This Supreme Court term’s blockbuster case about whether a state can punish a baker who does not want to create a cake for a same-sex wedding raised important questions about the scope of public accommodation laws, free speech, and free exercise of religion. It brought the conflict between anti-discrimination law and religious freedom that Justice Clarence Thomas predicted when the Supreme Court legalized same-sex marriage back to 1 First Street.
Unfortunately, in deciding the baker’s case today, the high court has abandoned these issues for another day and another case.
[Supreme Court rules for Colorado baker who refused to make cake for same-sex wedding]
Instead of resolving the broad legal questions, the majority seized on two peculiarities of this particular case to reverse the Colorado Court of Appeals decision punishing the baker. First, during the course of its investigation and decision, commissioners on the Colorado Civil Rights Commission expressed their views that religious practices are incompatible with doing business in Colorado. One commissioner went so far as to declare a belief that freedom of religion is “one of the most despicable pieces of rhetoric that people can use … to hurt others.” The Supreme Court majority held that the commission’s animus toward religious people was inconsistent with the First Amendment’s protection of religious freedom.

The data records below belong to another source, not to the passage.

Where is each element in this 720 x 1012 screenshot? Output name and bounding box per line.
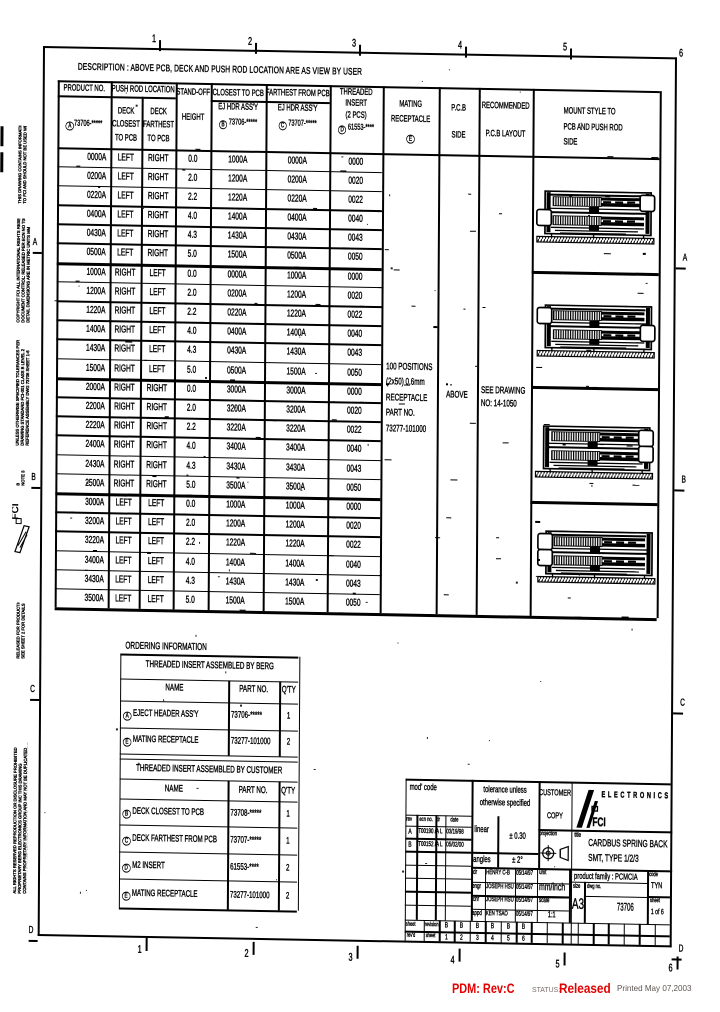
svg-text:FCI: FCI: [12, 503, 21, 520]
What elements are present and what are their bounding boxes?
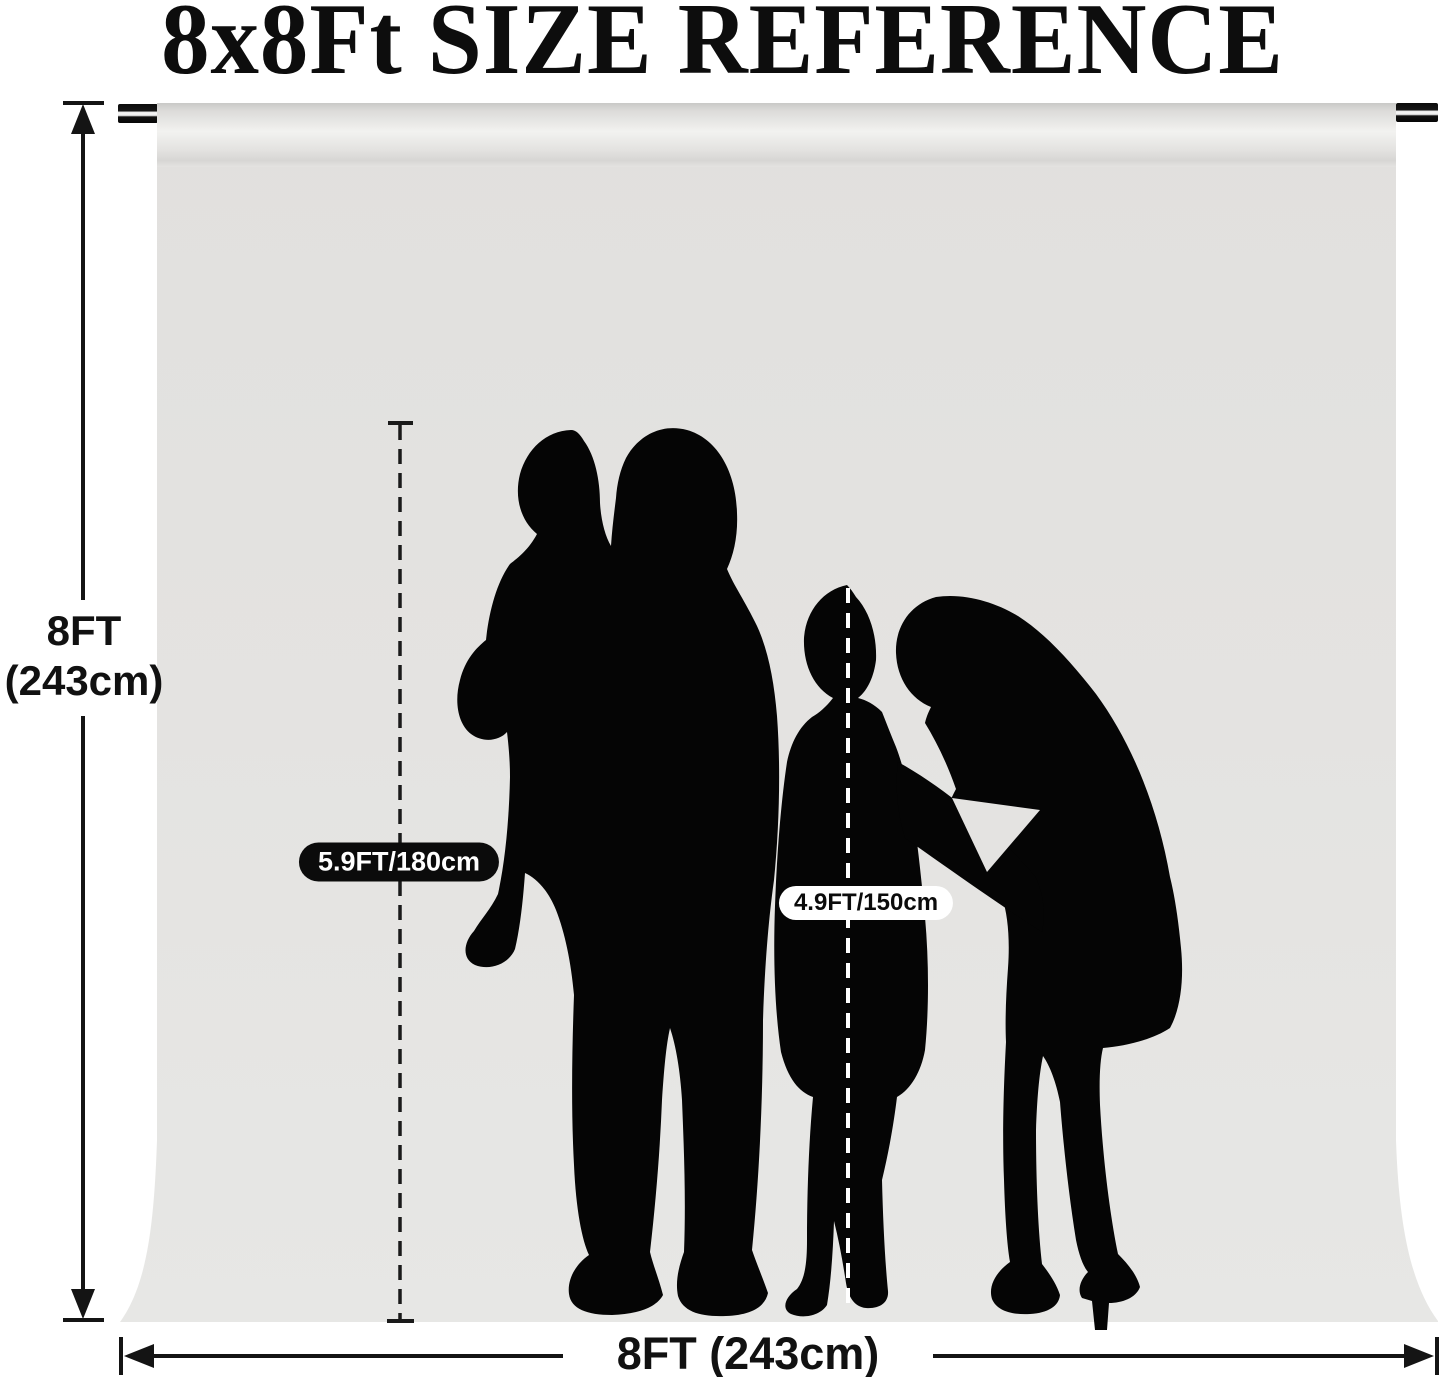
backdrop-top-roll	[157, 103, 1396, 167]
height-dimension-arrow	[63, 103, 104, 1320]
arrowhead-up-icon	[71, 104, 95, 134]
page-title: 8x8Ft SIZE REFERENCE	[36, 0, 1409, 92]
backdrop-width-label: 8FT (243cm)	[563, 1330, 933, 1377]
backdrop-fabric	[120, 103, 1438, 1322]
backdrop-height-label: 8FT (243cm)	[0, 606, 168, 706]
arrowhead-down-icon	[71, 1289, 95, 1319]
arrowhead-right-icon	[1404, 1344, 1434, 1368]
rod-right-end	[1396, 103, 1438, 122]
size-reference-diagram: 8x8Ft SIZE REFERENCE 8FT (243cm) 8FT (24…	[0, 0, 1445, 1377]
adult-height-badge: 5.9FT/180cm	[299, 843, 499, 882]
arrowhead-left-icon	[124, 1344, 154, 1368]
rod-left-end	[118, 104, 158, 123]
backdrop-height-feet: 8FT	[0, 606, 168, 656]
scene-graphic	[0, 0, 1445, 1377]
child-height-badge: 4.9FT/150cm	[779, 886, 953, 920]
backdrop-height-cm: (243cm)	[0, 656, 168, 706]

Second, the majority explained that the civil rights commission had not reacted with hostility to bakers who refused to bake a cake that conveyed disapproval of same-sex marriage. In those cases, the commission decided that those bakers had a conscience-based right to object to cakes that had derogatory or discriminatory content. The commission’s different treatment of the conscience-based objectors from the religious-based objector further illuminated the commission’s impermissible animus toward religion.
This is a victory for Masterpiece Cakeshop, but it is a narrow one. This baker was punished unfairly. However, states can still punish wedding vendors who do not want to participate in same-sex weddings—as long as they’re not overtly hostile to religion while they do it. This decision extends an incremental protection to religious Americans and reminds everyone what should have been obvious all along: at the very least, you’re entitled to a neutral arbiter when the state tries to put you out of business.
Unfortunately, we are destined to see the broader questions again; is cake-making a form of speech? Is it a religious practice or belief? How about photography? Have public accommodation laws gone to far?
Both sides of this culture clash will continue to tee up cases as they seek a favorable resolution at the high court. The justices just avoided an opportunity to derail such litigation before it starts.